DOJ Captures Alleged ‘Architect’ of Darknet Marketplace Incognito

    darknet marketplace

      • DOJ apprehends alleged operator of Incognito Market at JFK Airport.
      • Incognito Market facilitated over $100M in illegal drug sales.
      • Rui-Siang Lin, known as “Pharoah,” managed transactions using cryptocurrency.
      • Lin faces multiple charges with potential life sentences.

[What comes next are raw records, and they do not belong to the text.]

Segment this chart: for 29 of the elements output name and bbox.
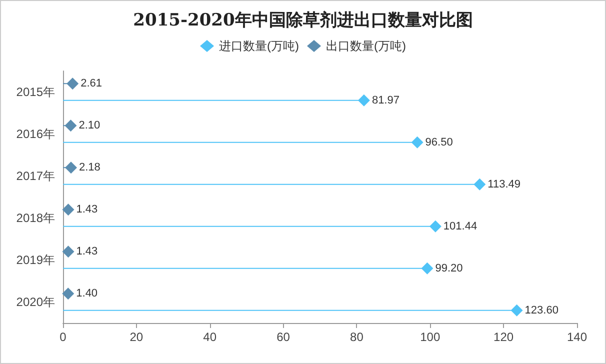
- data-label: 1.40: [76, 288, 98, 300]
- data-label: 2.18: [79, 162, 100, 174]
- y-tick-label: 2020年: [16, 295, 55, 309]
- data-label: 113.49: [488, 178, 520, 190]
- legend-label: 出口数量(万吨): [326, 39, 406, 53]
- data-label: 2.61: [80, 78, 102, 90]
- x-tick-label: 120: [494, 330, 514, 344]
- data-label: 99.20: [435, 262, 463, 274]
- y-tick-label: 2016年: [16, 127, 55, 141]
- x-tick-label: 140: [566, 330, 588, 344]
- x-tick-label: 60: [276, 330, 290, 344]
- data-label: 101.44: [443, 220, 478, 232]
- x-tick-label: 20: [130, 330, 144, 344]
- x-tick-label: 100: [420, 330, 440, 344]
- y-tick-label: 2019年: [16, 253, 55, 267]
- data-label: 123.60: [524, 304, 558, 316]
- data-label: 81.97: [372, 94, 400, 106]
- y-tick-label: 2018年: [16, 211, 55, 225]
- x-tick-label: 40: [203, 330, 217, 344]
- chart-title: 2015-2020年中国除草剂进出口数量对比图: [133, 10, 473, 30]
- y-tick-label: 2015年: [16, 85, 55, 99]
- x-tick-label: 0: [60, 330, 67, 344]
- data-label: 2.10: [78, 120, 100, 132]
- legend-label: 进口数量(万吨): [219, 39, 300, 53]
- x-tick-label: 80: [350, 330, 364, 344]
- data-label: 96.50: [425, 136, 453, 148]
- data-label: 1.43: [76, 246, 98, 258]
- data-label: 1.43: [76, 204, 98, 216]
- y-tick-label: 2017年: [16, 169, 55, 183]
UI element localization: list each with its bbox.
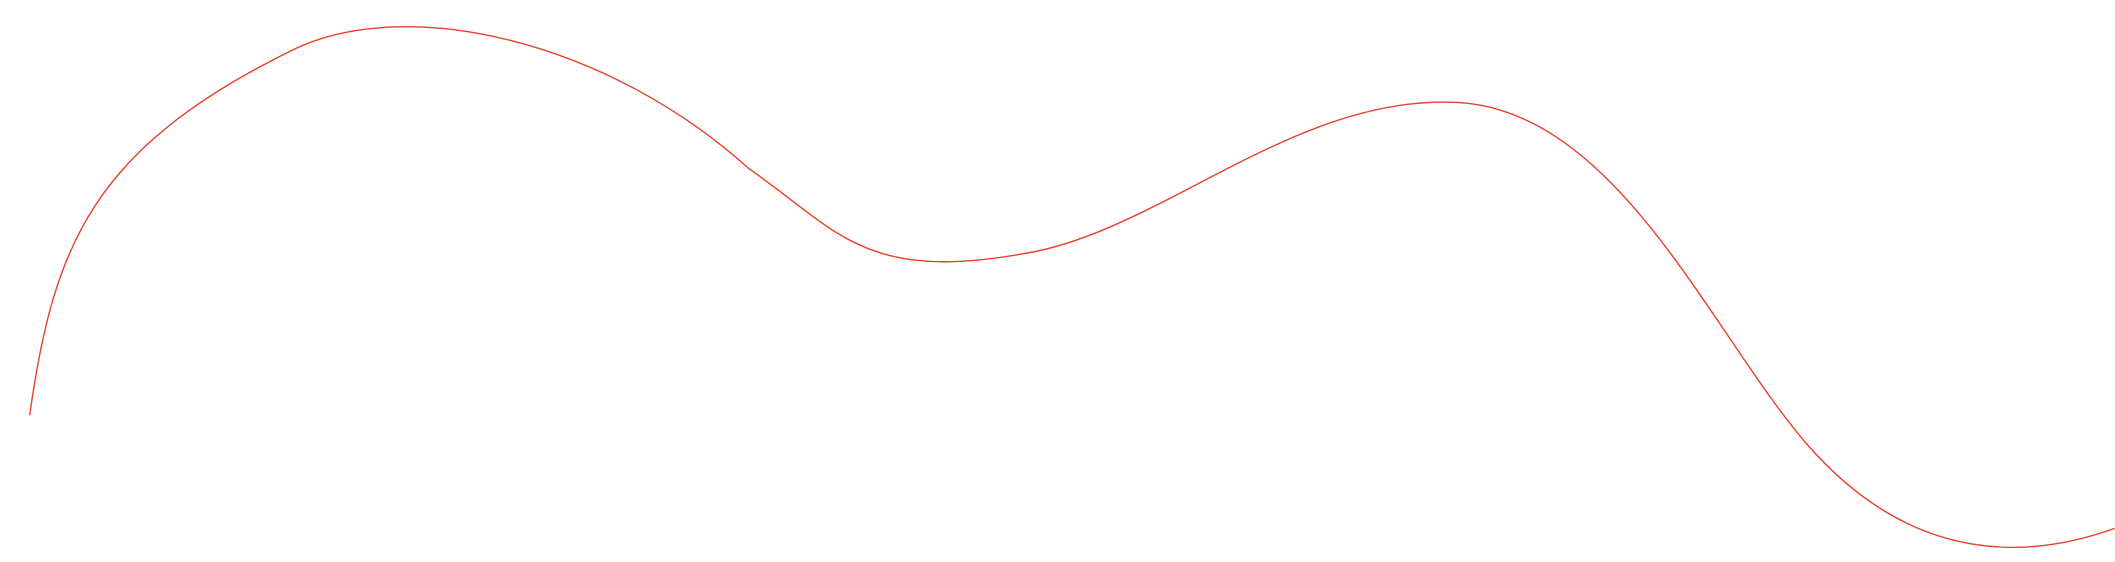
decorative-curve (30, 27, 2115, 548)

    DOJ Apprehends Alleged Operator of Incognito Market

    The U.S. Department of Justice (DOJ) announced the capture of Rui-Siang Lin, the alleged mastermind behind the darknet marketplace Incognito, at John F. Kennedy Airport on May 18. Lin, purportedly operating under the alias “Pharoah,” is accused of constructing and managing the platform, which facilitated the sale of over $100 million in illegal drugs. This arrest marks a significant breakthrough in the fight against online drug trafficking.

    Federal authorities assert that Incognito Market, active from October 2020 until its closure in March, sold substantial quantities of narcotics, including cocaine and methamphetamines. The platform’s sudden disappearance initially suggested an exit scam, but subsequent reports of blackmail by the administrator indicated deeper criminal activities. The DOJ’s investigation revealed that Lin allegedly extorted users during the market’s final days, leveraging leaked data to demand payments.

    Cryptocurrency and Criminal Charges

    Lin’s operation involved a sophisticated banking system within Incognito Market, where users deposited cryptocurrency into personal vaults labeled as “bank accounts.” Once a transaction was completed, the funds were transferred to the seller’s account, with Incognito charging a 5% fee. This innovative use of cryptocurrency facilitated anonymous transactions, complicating law enforcement efforts to trace illegal activities.

    If convicted, Lin faces severe penalties, including a mandatory minimum sentence of life in prison for running a continuing criminal enterprise and a maximum life sentence for narcotics conspiracy. Additional charges include up to 20 years for money laundering and up to five years for conspiracy to sell adulterated and misbranded medication.